Photographing women is fraught. Taking pictures of women immediately ventures success or failure in terms of the ability to retrieve the image of woman – any image of the woman, any woman, every woman, women... – from the coded manipulations of what stands for beauty and belonging, against the creation of singularity and individuation. In Shpantzer's Petal Project, each woman is marked by the presence of a flower's petal, bud or blossom covering the woman's mouth. This element provides the visual echo uniting the series without dictating any single question or prerogative.

Some of the portraits present an easy fit: as if the petal were a favorite flavor, a selected rouging or beguiling accessory. Other images poise on the edge of inescapable historicism: where the mouths of women are never neutral, single or simple, where covering invokes silencing or censorship, and the beauty of the flower-addition courses the continuum: conscious departure, frustrated coding, uneasy glorification, contentious complicity. In other words, not all of the images succeed, or succeed equally, at distancing us as viewers from seeing what we have mostly likely and most often 'seen' before – the staged and un-innocent serializing of women and the sexualizing of anything that involves us.

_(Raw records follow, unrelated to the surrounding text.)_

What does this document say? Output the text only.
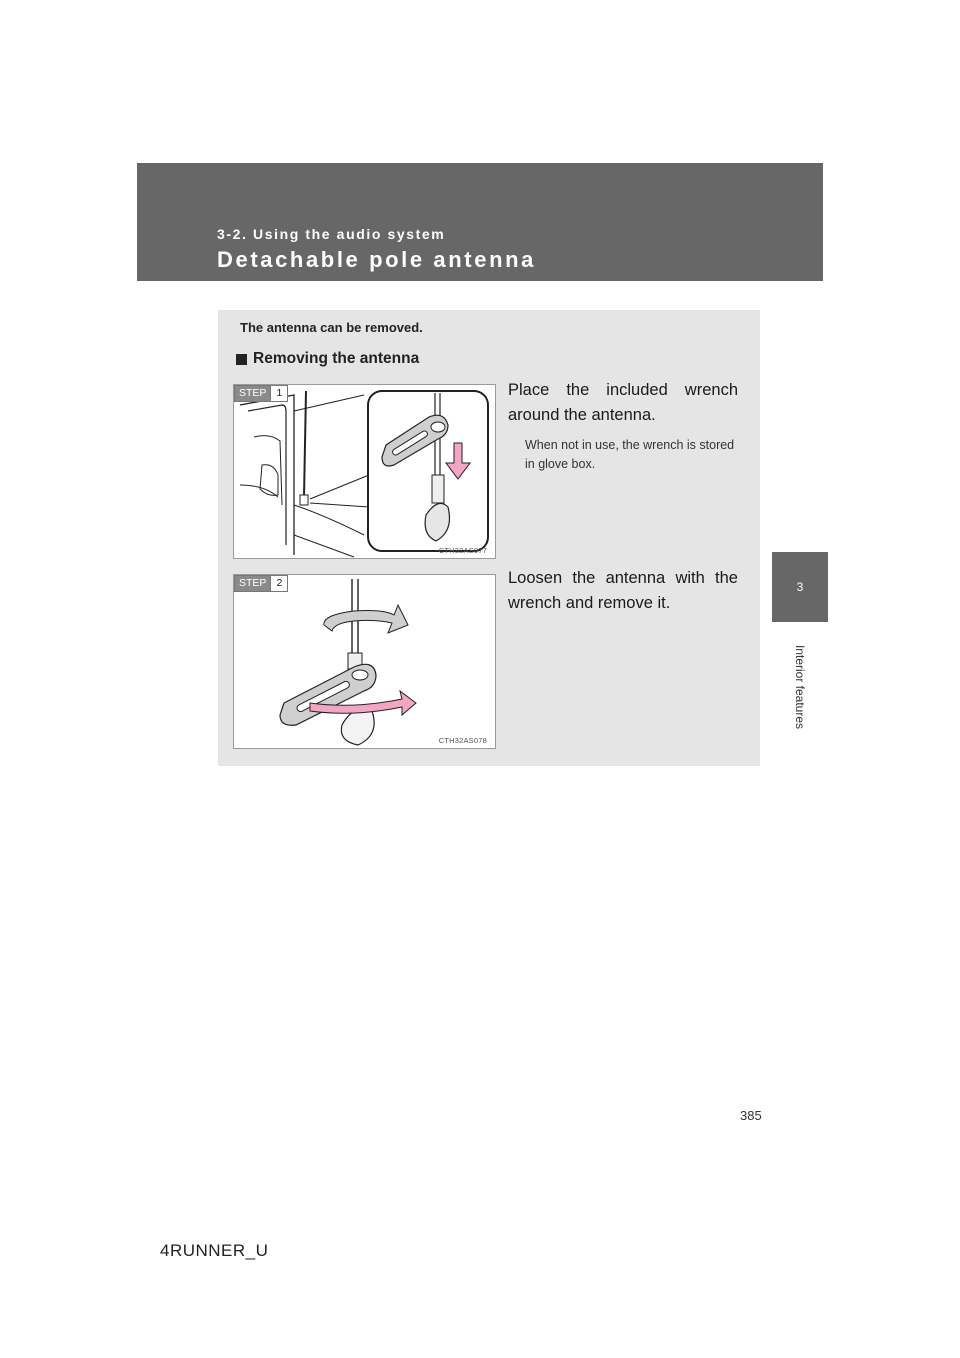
3-2. Using the audio system
Detachable pole antenna
3
Interior features
The antenna can be removed.
Removing the antenna
STEP 1
CTH32AS077
Place the included wrench around the antenna.
When not in use, the wrench is stored in glove box.
STEP 2
CTH32AS078
Loosen the antenna with the wrench and remove it.
385
4RUNNER_U
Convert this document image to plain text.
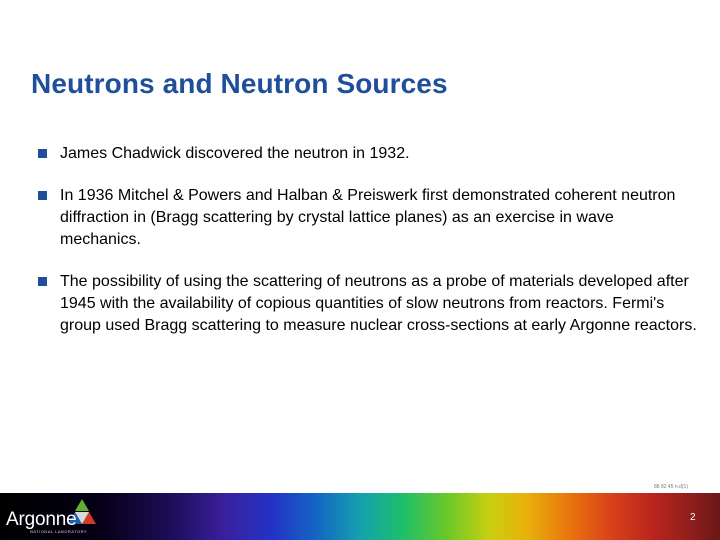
Neutrons and Neutron Sources
James Chadwick discovered the neutron in 1932.
In 1936 Mitchel & Powers and Halban & Preiswerk first demonstrated coherent neutron diffraction in (Bragg scattering by crystal lattice planes) as an exercise in wave mechanics.
The possibility of using the scattering of neutrons as a probe of materials developed after 1945 with the availability of copious quantities of slow neutrons from reactors. Fermi's group used Bragg scattering to measure nuclear cross-sections at early Argonne reactors.
88 82 45 n.d(1)
Argonne
NATIONAL LABORATORY
2
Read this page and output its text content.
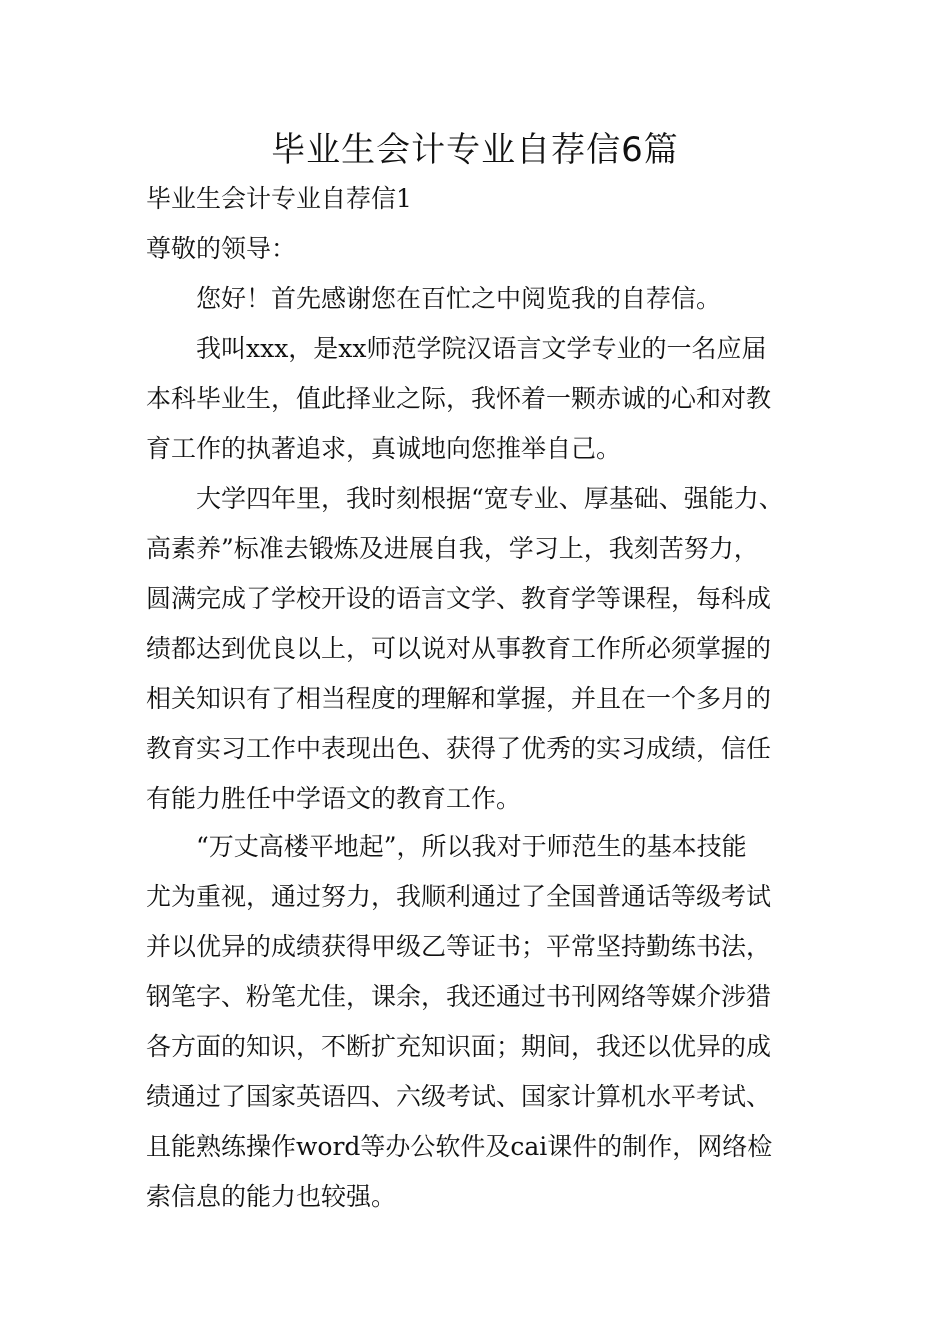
毕业生会计专业自荐信6篇

毕业生会计专业自荐信1

尊敬的领导：

您好！首先感谢您在百忙之中阅览我的自荐信。

我叫xxx，是xx师范学院汉语言文学专业的一名应届

本科毕业生，值此择业之际，我怀着一颗赤诚的心和对教

育工作的执著追求，真诚地向您推举自己。

大学四年里，我时刻根据“宽专业、厚基础、强能力、

高素养”标准去锻炼及进展自我，学习上，我刻苦努力，

圆满完成了学校开设的语言文学、教育学等课程，每科成

绩都达到优良以上，可以说对从事教育工作所必须掌握的

相关知识有了相当程度的理解和掌握，并且在一个多月的

教育实习工作中表现出色、获得了优秀的实习成绩，信任

有能力胜任中学语文的教育工作。

“万丈高楼平地起”，所以我对于师范生的基本技能

尤为重视，通过努力，我顺利通过了全国普通话等级考试

并以优异的成绩获得甲级乙等证书；平常坚持勤练书法，

钢笔字、粉笔尤佳，课余，我还通过书刊网络等媒介涉猎

各方面的知识，不断扩充知识面；期间，我还以优异的成

绩通过了国家英语四、六级考试、国家计算机水平考试、

且能熟练操作word等办公软件及cai课件的制作，网络检

索信息的能力也较强。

Fortunately and strategically, the variation of faces, features, styles, angles and personal elements keeps the series grounded in exploration and vibrancy. Different postures individuate – even as the flowered mouth of each portrait builds the theme of the project. The women of these images are not reduced to one version, style or statement. Beauty emerges in the variations of the more subtle, observable elements: eyes, bones, brows bangs, freckles..... It also appears in the stark willfulness of those 'sitting.' There are no wall flowers in this project, no shrinking violets, or ambivalent participants. The series plays the tension: female, floral, futurity... before capturing the irreducible certitude of women choosing to... and ultimately, the beauty of the gaze not just returned but active and attuned, self-aware and integrated.